26 Eylül 2014
Sayı: KB 2014/39

Direnen halkların birleşik devrimci direnişini büyütmeye!
Kobanê için topyekûn direniş ve seferberlik!
IŞİD saldırıyor, Kürt halkı direniyor
Huzursuzluk yaratanların “huzur operasyonları!”
İşçilerin Birliği Derneği mevzidir!
Rıdvan Budaklar ve suç ortakları hesap verecek!
Hema’da madencilerin öfkesi büyüyor!
Termikel’de çocuklara “işkence” yapılıyor
Renault işçisi: Disiplinli ve örgütlü hareket etmeliyiz!
Sütaş işçiyi köleleştirerek büyüyor
Brzezinski’nin "Stratejik Vizyonu" ve Ukrayna - A. Eren
İskoçya bağımsızlık referandumu ve kapitalizmin çözümsüzlüğü
Cengiz Baysoy’un “cahil cesareti” üzerine… - K. Toprak
Erich Mühsam: Devrimci yazar Bavyera (Münih) Devrimi’nin neferi - E. Eren
Torbadan bir kez daha ölüm çıktı
Belediye işçilerinin taşeron sınavı
Eğitim emekçileri rotasyona, kadrolaşmaya karşı grevdeydi
Ulucanlar Direnişi’nden, direnişin önderlerinden öğrenmek! -S. Soysal
DGB Türkiye Meclisi Sonuç Bildirgesi
Ankara’da ulaşım çilesine karşı eylemler
Jesca Nankabirwa’nın ölümü sömürü sisteminin aynasıdır
Bu sayının PDF formatını download etmek için tıklayın

 

 

İşçilerin Birliği Derneği mevzidir!

Mevzimizi savunduk, savunacağız!

 

14 Eylül günü derneğimize karşı gerçekleştirilen provokatif sataşmalar fiziki saldırıya dönüşmüştür.

Derneğimizin Sefaköy ve civarındaki etkinliğinin artması gerici güçleri ve devlet güçlerini rahatsız etmeye başlamıştır.
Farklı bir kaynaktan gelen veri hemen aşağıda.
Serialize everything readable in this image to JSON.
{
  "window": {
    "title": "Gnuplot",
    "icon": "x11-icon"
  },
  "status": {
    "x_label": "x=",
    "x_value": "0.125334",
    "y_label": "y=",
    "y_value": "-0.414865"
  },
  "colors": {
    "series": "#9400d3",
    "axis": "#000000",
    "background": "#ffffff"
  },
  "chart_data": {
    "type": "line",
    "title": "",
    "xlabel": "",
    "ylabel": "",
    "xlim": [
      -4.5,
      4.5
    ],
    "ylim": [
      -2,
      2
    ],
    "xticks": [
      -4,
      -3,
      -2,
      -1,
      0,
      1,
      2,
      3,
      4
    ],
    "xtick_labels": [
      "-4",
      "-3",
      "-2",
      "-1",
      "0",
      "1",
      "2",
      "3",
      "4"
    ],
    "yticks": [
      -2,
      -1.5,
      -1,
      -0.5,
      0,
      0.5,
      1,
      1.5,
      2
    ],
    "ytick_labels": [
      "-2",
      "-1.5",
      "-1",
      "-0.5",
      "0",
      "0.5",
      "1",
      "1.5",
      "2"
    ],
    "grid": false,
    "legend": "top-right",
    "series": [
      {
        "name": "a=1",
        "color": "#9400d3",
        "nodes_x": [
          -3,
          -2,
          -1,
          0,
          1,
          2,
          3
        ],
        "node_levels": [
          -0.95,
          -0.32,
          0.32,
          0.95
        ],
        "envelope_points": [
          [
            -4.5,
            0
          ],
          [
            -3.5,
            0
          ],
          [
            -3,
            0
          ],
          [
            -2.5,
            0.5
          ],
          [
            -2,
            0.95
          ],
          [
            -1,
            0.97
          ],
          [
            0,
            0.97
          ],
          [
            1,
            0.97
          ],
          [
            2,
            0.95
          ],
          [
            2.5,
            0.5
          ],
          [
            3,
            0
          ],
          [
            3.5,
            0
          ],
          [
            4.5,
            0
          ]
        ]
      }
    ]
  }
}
Bunun içindir ki devrimci sınıf faaliyetlerimize yönelik tacizler artmış, saldırı girişimlerinde bulunulmuştur. Dinci gerici faşist güçlerin ve polisin bu saldırıları her seferinde devrimci kararlılıkla boşa düşürülmüştür.

Geçtiğimiz ay yaptığımız Rojava ve Şengal’le dayanışma yürüyüşümüz AKP’li gericilerin başını çektiği güruh tarafından provoke edilmeye çalışıldı. AKP karşıtı sloganlar atmamızı engellemeye çalışan güruh fiziki saldırıya yeltense de bunu başaramadı. Çevredekilere teşhir edilen güruh içinde sivil polislerin de yer aldığı çevredekiler tarafından ifade edildi. Bu provokasyon ve saldırı girişiminin boşa düşürülmesinin ardından gerici güruhun başını çekenler derneğin etrafında gezinmeye başladılar. Bu güruhun başını çeken madde bağımlısı AKP’li çeteciler derneğe yönelik en ufak bir zarar dahi verdikleri takdirde gerekli cevabı alacakları yönünde uyarıldılar. Bunun üzerine bir müddet ortada gözükmediler. Aynı dönemle eş zamanlı olarak polis Sefaköy’deki devrimci faaliyeti daha yakından takip etmeye başladı. Belli ki polis gerici provokasyon ve saldırı için fırsat kollamaya başladı.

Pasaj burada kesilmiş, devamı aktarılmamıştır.